Sebab, selain berhasil mencetak partisipasi pemilu terbaik sejak 1992, seperti dikatakan Duta Besar Korea Selatan untuk Indonesia, Negeri Ginseng tersebut menjadi satu-satunya negara di dunia yang telah berhasil menyelenggarakan pemilu tanpa satu orang pun terpapar Covid-19. Padahal saat itu sudah ada 10.000 lebih warganya positif Covid-19.
Salah satu
rahasia kesuksesan Korea Selatan dalam penyelengaraan pemilu legislatif pada 15
April 2020 lalu itu adalah soal kepercayaan masyarakat terhadap penyelenggara.

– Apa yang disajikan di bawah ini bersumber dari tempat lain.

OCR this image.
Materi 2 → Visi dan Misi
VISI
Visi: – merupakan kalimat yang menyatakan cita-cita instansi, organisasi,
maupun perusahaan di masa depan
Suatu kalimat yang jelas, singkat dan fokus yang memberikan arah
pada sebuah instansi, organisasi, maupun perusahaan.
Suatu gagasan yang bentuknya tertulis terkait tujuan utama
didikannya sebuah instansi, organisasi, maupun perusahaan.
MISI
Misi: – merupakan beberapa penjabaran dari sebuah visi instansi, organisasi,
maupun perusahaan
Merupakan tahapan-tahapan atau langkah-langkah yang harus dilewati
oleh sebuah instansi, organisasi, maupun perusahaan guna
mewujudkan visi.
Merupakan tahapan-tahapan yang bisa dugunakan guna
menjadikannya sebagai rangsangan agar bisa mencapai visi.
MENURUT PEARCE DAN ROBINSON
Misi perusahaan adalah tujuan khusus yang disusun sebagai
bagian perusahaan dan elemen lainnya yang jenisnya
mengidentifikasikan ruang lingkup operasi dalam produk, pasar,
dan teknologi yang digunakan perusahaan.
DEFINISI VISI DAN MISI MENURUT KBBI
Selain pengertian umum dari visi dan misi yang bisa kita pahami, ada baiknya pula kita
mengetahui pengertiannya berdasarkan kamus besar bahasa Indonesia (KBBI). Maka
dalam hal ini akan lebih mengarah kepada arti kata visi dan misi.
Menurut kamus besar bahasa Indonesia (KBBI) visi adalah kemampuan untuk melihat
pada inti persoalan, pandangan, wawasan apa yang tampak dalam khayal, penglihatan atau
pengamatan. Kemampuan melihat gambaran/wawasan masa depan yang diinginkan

Artinya, negara melalui penyelengara pemilu mampu memastikan dan meyakinkan
kepada publik ketika memberikan hak pilihnya di TPS aman dari penularan
Covid-19. Ini penting karena tanpa ada kepastian soal itu, publik cenderung
memilih di rumah saja ketimbang datang ke TPS.
Karena
itu, penyelenggara pilkada perlu penyusun langkah-langkah taktis-strategis
supaya gelaran Pilkada 2020 dapat berjalan dengan baik dan target partisipasi
dapat tercapaiatau minimal tidak menurun dari capaian sebelumnya. Salah satu
caranya ialah dengan menggalakkan sosialisasi. Sosialisasi di sini dapat dibagi
dua, yakni sosialisasi terkait pentingnya partisipasi dan sosialisasi terkait
kesiapan penyelenggara guna meyakinkan publik.
Sosialisasi
terkait pentingnya partisipasi ini penting karena selama ini porsi
penyelenggara pilkada lebih getol sosialisasi terkait hal teknis ketimbang
sosialisasi terkait pentingnya partisipasi. Harusnya, porsi sosialisasi ihwal
pentingnya berpartisipasi dalam hajatan demokrasi lebih gencar dilakukan dan
diperbesar frekuensinya.
Sedangkan
terkait sosialisasi kesiapan penyelenggara, perlu disampaikan kepada publik
bahwa pilkada di tengah pandemi dapat dipastikan aman dari penyebaran Covid-19.
Segala bentuk protokol kesehatan pun sudah disiapkan dengan matang. Di sisi
lain, pemerintah melalui Gugus Tugas Percepatan Penanganan Covid-19 harus
bekerja ekstra menekan laju dan mata rantai penyebaran Covid-19. Menurunnya
laju penyebaran Covid-19 dapat memupuk kepercayaan masyarakat ketika hendak
mencoblos di TPS nanti.
Sebab itu,
gotong royong dan kesadaran bersama dalam melakukan sosialisasi sangat
diperlukan di sini. Termasuk juga peran media dalam ikut serta membantu
mengkampanyekan ihwal pentingnya partisipasi dalam hajatan elektoral.
Secara
esensial, partisipasi dalam pesta demokrasi harus ditempatkan pada posisi yang
krusial. Partisipasi bentuk lain dari kedaulatan rakyat. Partisipasi merupakan
bentuk perwujudan negara demokrasi. Dimensi penting dari esensi demokrasi ialah
partisipasi. Partisipasi mengejawantahkan adagium klasik vox populi vox
dei (suara rakyat adalah suara Tuhan).
Melalui
partisipasi, publik punya mandat dan legitimasi yang kuat dalam pemerintahan
demokrasi. Semakin tinggi partisipasi, maka kian kuat mandat dan legitimasi
publik. Sebaliknya, bila partisipasi rendah berimplikasi pada lemahnya mandat
dan legitimasi publik.
Karena
itulah, partisipasi dalam hajatan elektoral bukan saja menjadi afirmasi penting
bagi sukses tidaknya kinerja para penyelenggara, melainkan juga sebagai penanda
dari manifestasi aktualisasi kedaulatan rakyat.